Figure 7 shows the mean absolute values of the gradients. The two large drops indicated by vertical dotted lines are due to scheduled learning rate division. It can be observed that the magnitude of gradients in the network trained with stochastic depth is always larger, especially after the learning rate drops. This seems to support out claim that stochastic depth indeed significantly reduces the vanishing gradient problem, and enables the network to be trained more effectively. Another indication of the effect is in the left panel of Fig. 3, where one can observe that the test error of the ResNets with constant depth approximately plateaus after the first drop of learning rate, while stochastic depth still improves the performance even after the learning rate drops for the second time. This further supports that stochastic depth combines the benefits of shortened network during training with those of deep models at test time.

Fig. 8.
figure 8

Left: Test error (%) on CIFAR-10 with respect to the \(p_L\) with uniform and decaying assignments of \(p_\ell \). Right: Test error (%) heatmap on CIFAR-10 varyied over \(p_L\) and network depth.

Hyper-parameter sensitivity. The survival probability \(p_L\) is the only hyper-parameter of our method. Although we used \(p_L\!=\!0.5\) throughout all our experiments, it is still worth investigating the sensitivity of stochastic depth with respect to its hyper-parameter. To this end, we compare the test error of the 110-layer ResNet under varying values of \(p_L\) (\(L=54\)) for both linear decay and uniform assignment rules on the CIFAR-10 data set in Fig. 8 (left). We make the following observations: (1) both assignment rules yield better results than the baseline when \(p_L\) is set properly; (2) the linear decay rule outperforms the uniform rule consistently; (3) the linear decay rule is relatively robust to fluctuations in \(p_L\) and obtains competitive results when \(p_L\) ranges from 0.4 to 0.8; (4) even with a rather small survival probability e.g. \(p_L=0.2\), stochastic depth with linear decay still performs well, while giving a 40 % reduction in training time. This shows that stochastic depth can save training time substantially without compromising accuracy.

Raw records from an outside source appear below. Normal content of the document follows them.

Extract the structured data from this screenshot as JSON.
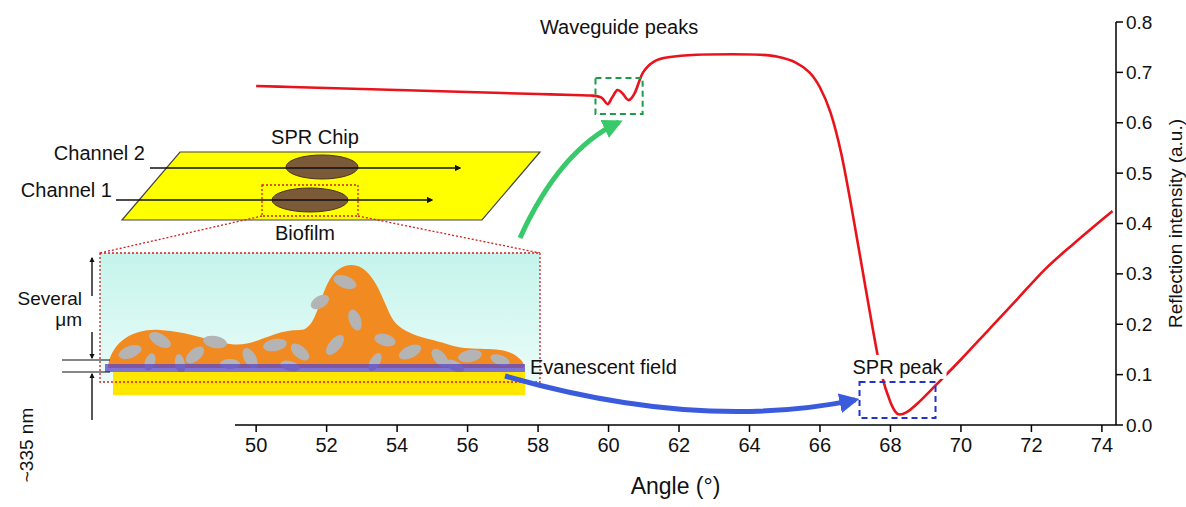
{
  "chart_data": {
    "type": "line",
    "x_label": "Angle (°)",
    "y_label": "Reflection intensity (a.u.)",
    "x": [
      50,
      51,
      52,
      53,
      54,
      55,
      56,
      57,
      58,
      59,
      59.5,
      59.8,
      59.97,
      60.1,
      60.25,
      60.4,
      60.57,
      60.75,
      60.98,
      61.3,
      61.7,
      62.5,
      63.5,
      64.3,
      64.8,
      65.3,
      65.7,
      66.0,
      66.3,
      66.6,
      66.9,
      67.2,
      67.5,
      67.75,
      68.0,
      68.2,
      68.45,
      68.8,
      69.3,
      70.0,
      70.8,
      71.6,
      72.4,
      73.2,
      74.3
    ],
    "values": [
      0.673,
      0.671,
      0.669,
      0.667,
      0.665,
      0.663,
      0.661,
      0.659,
      0.657,
      0.655,
      0.654,
      0.65,
      0.637,
      0.65,
      0.665,
      0.658,
      0.645,
      0.66,
      0.7,
      0.722,
      0.73,
      0.735,
      0.736,
      0.735,
      0.731,
      0.72,
      0.7,
      0.67,
      0.62,
      0.54,
      0.43,
      0.31,
      0.19,
      0.1,
      0.045,
      0.022,
      0.025,
      0.045,
      0.08,
      0.13,
      0.19,
      0.25,
      0.31,
      0.36,
      0.425
    ],
    "color": "#e8131b",
    "xlim": [
      49.4,
      74.4
    ],
    "ylim": [
      0,
      0.8
    ],
    "xticks": [
      50,
      52,
      54,
      56,
      58,
      60,
      62,
      64,
      66,
      68,
      70,
      72,
      74
    ],
    "yticks": [
      {
        "value": 0,
        "label": "0.0"
      },
      0.1,
      0.2,
      0.3,
      0.4,
      0.5,
      0.6,
      0.7,
      0.8
    ],
    "grid": false,
    "annotations": [
      "Waveguide peaks",
      "SPR peak"
    ]
  },
  "diagram": {
    "chip_label": "SPR Chip",
    "channels": [
      "Channel 2",
      "Channel 1"
    ],
    "biofilm_label": "Biofilm",
    "thickness_label": "Several μm",
    "field_label": "Evanescent field",
    "depth_label": "~335 nm"
  }
}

The heatmap on the right shows the test error varied over both \(p_L\) and network depth. Not surprisingly, deeper networks (at least in the range of our experiments) do better with a \(p_L=0.5\). The “valley” of the heatmap is along the diagonal. A deep enough model is necessary for stochastic depth to significantly outperform the baseline (an observation we also make with the ImageNet data set), although shorter networks can still benefit from less aggressive skipping.

6 Conclusion

In this paper we introduced deep networks with stochastic depth, a procedure to train very deep neural networks effectively and efficiently. Stochastic depth reduces the network depth during training in expectation while maintaining the full depth at testing time. Training with stochastic depth allows one to increase the depth of a network well beyond 1000 layers, and still obtain a reduction in test error. Because of its simplicity and practicality we hope that training with stochastic depth may become a new tool in the deep learning “toolbox”, and will help researchers scale their models to previously unattainable depths and capabilities.